Oh, and I didn't ask for the yard to be sprayed. The story is too long for here. I was upset when I learned of the spaying but could do nothing.

Now back to your previously started story. Yesterday, I decided to go and assess the damage. I was surprised at what I found. A hive full of bees. No honey to speak of and no pollen to speak of but a lot of bees. So I started digging.

Frame after frame of empty comb came out of my topbar hive. the comb was all dark and well walked over. Eventuall I found a few little spots of honey and a few specks of pollen. As I continued I found very little capped or open brood. At this point I felt like this was a lost cause but I kept digging.

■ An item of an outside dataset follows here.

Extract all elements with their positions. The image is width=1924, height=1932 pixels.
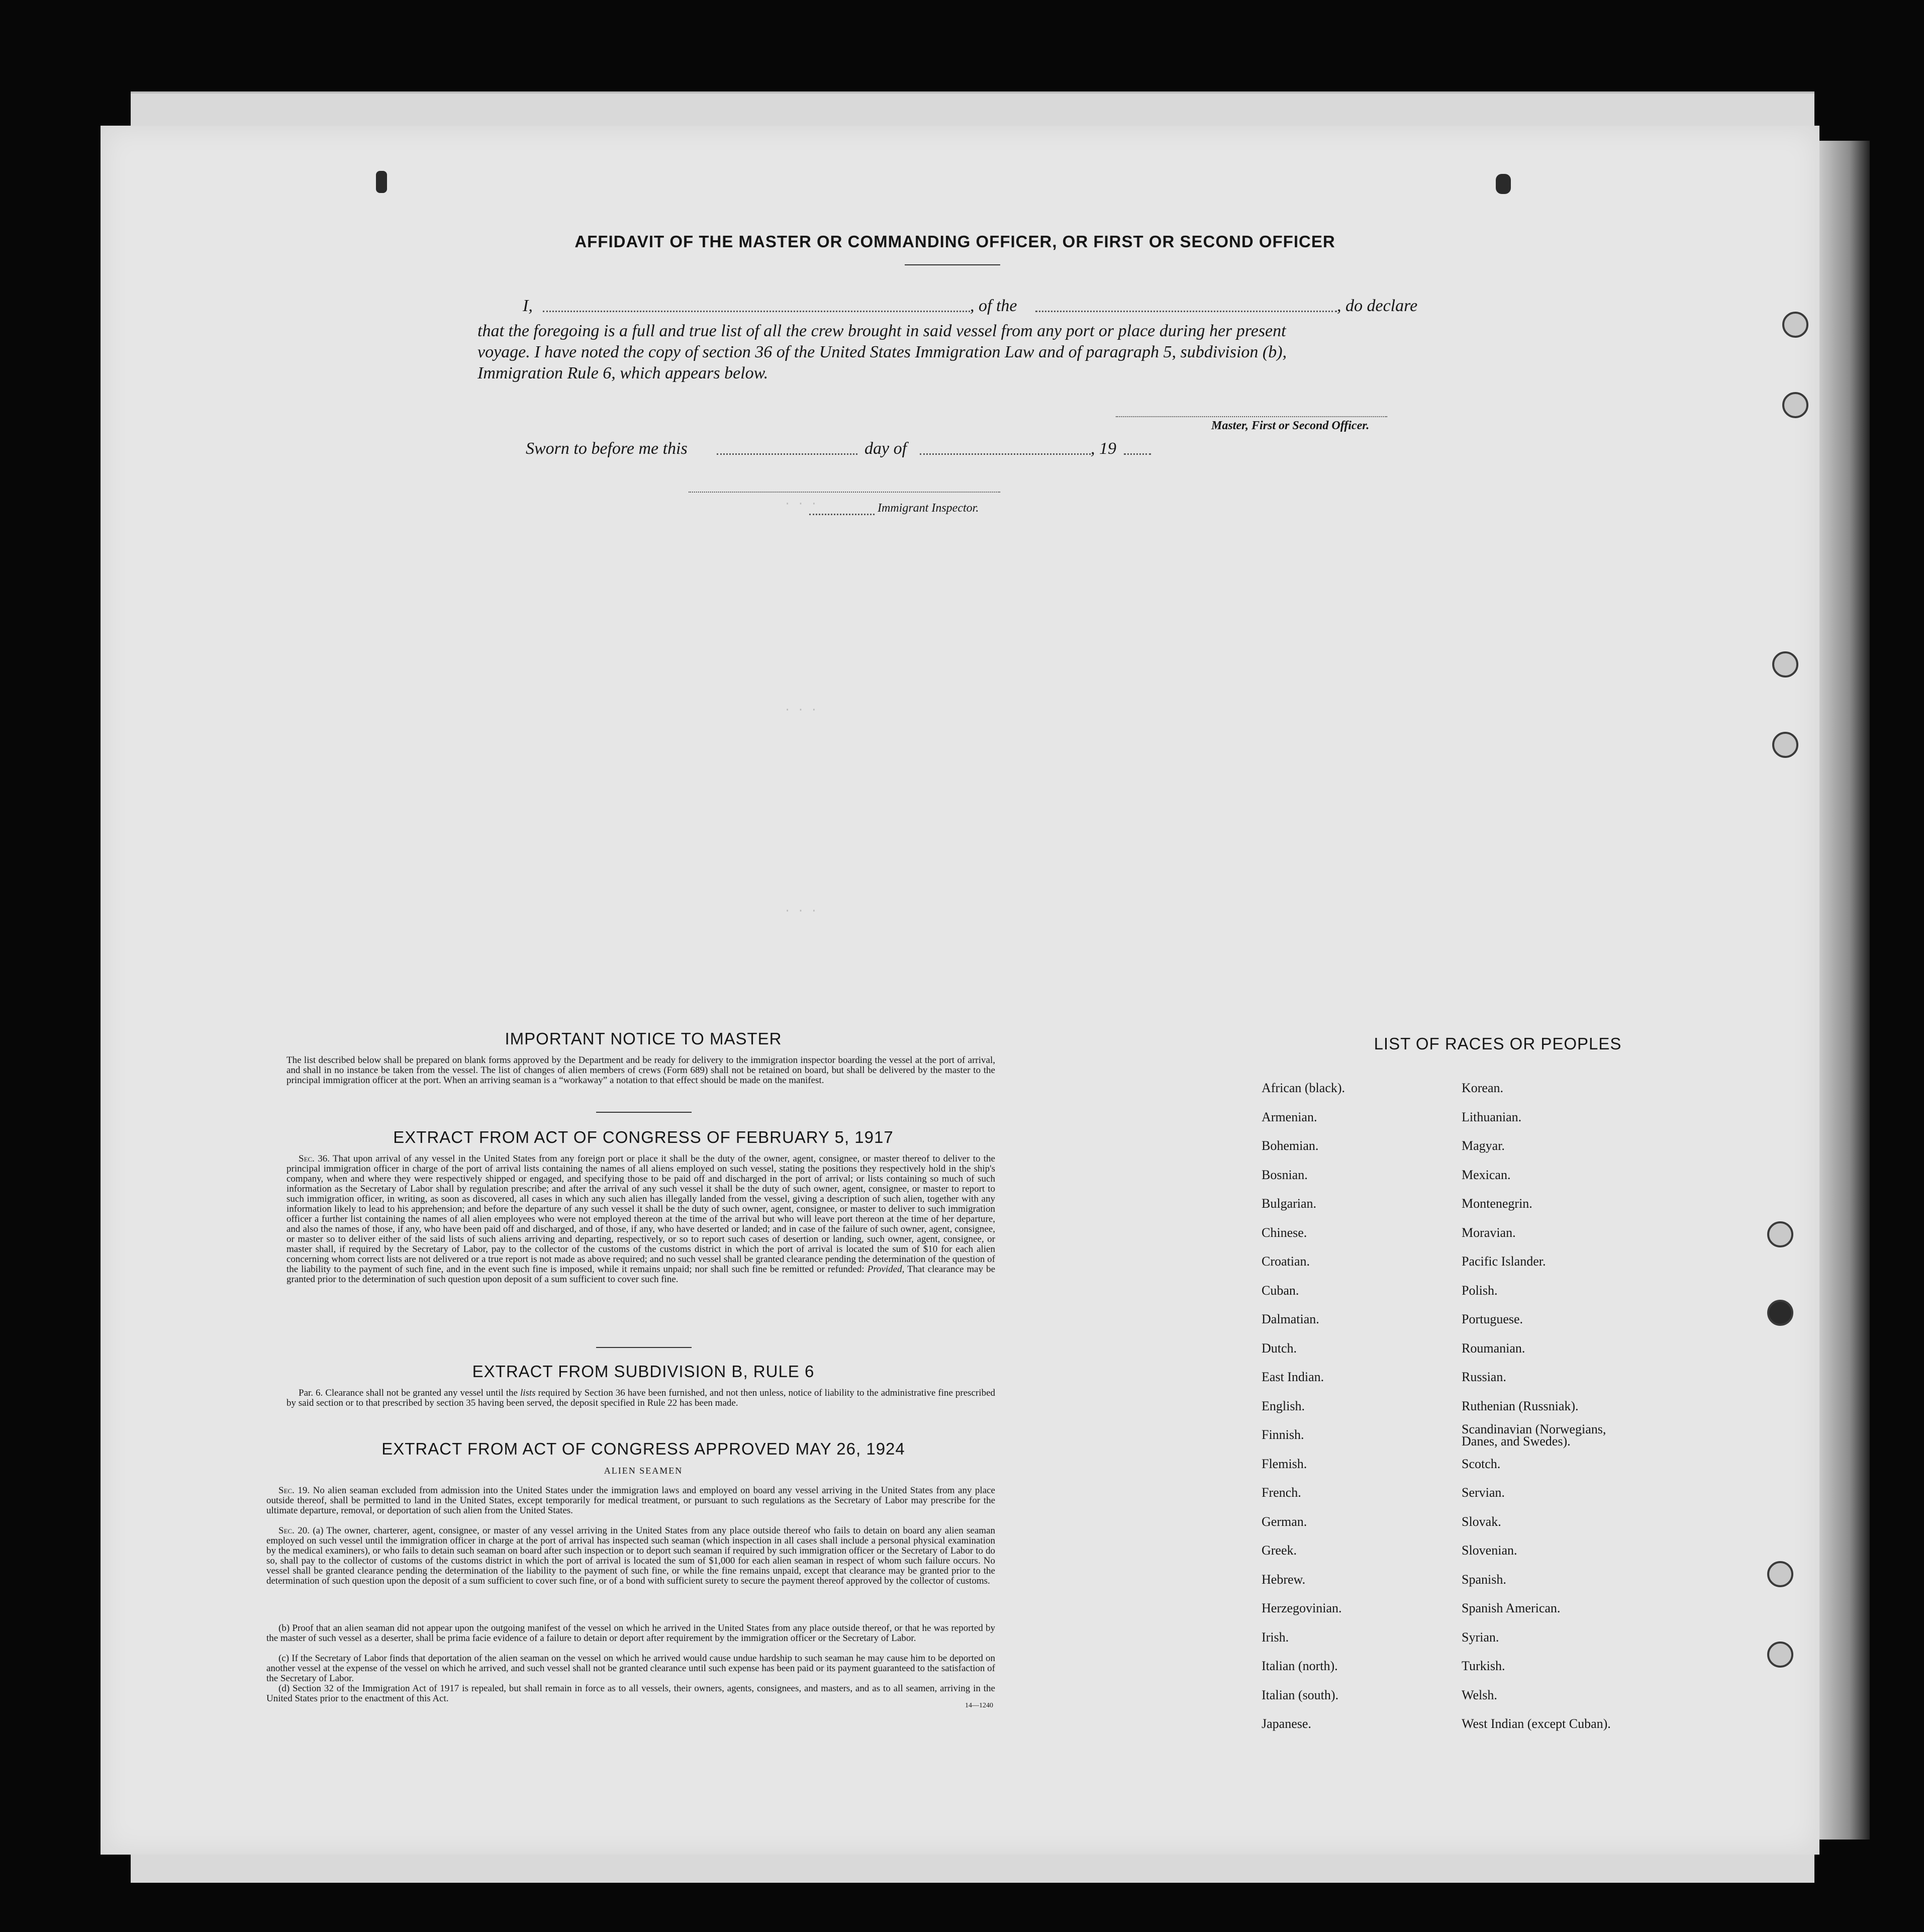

In the end I counted 19 bars of comb. I did eventually find some brood and several queen cells. I even spotted the queen. She was not the marked clipped queen I started the hive with so they must have already requeened themself.

It looks like either they don't have enough food source to survive, or their queen failed or got sprayed, or for some other reason they barely made it through the summer. What ever the cause they don't have much in the way of food stores.

But the queen is rite. There were spots of brood scattered across several brood combs and each had a queen cell or two. Then near the entrance was a tight cluster in the center of a couple bar of comb. It was on two bars but 3 sides working from the entrance. There was plenty of young and uncapped brood too. So it would seem they have survivied whatever the disaster and are on the mend.

I need to check them again each week for a while to see how they are preparing for winter. I hope I don't need to move them. I really don't have a new place. I guess I better get one, just in case.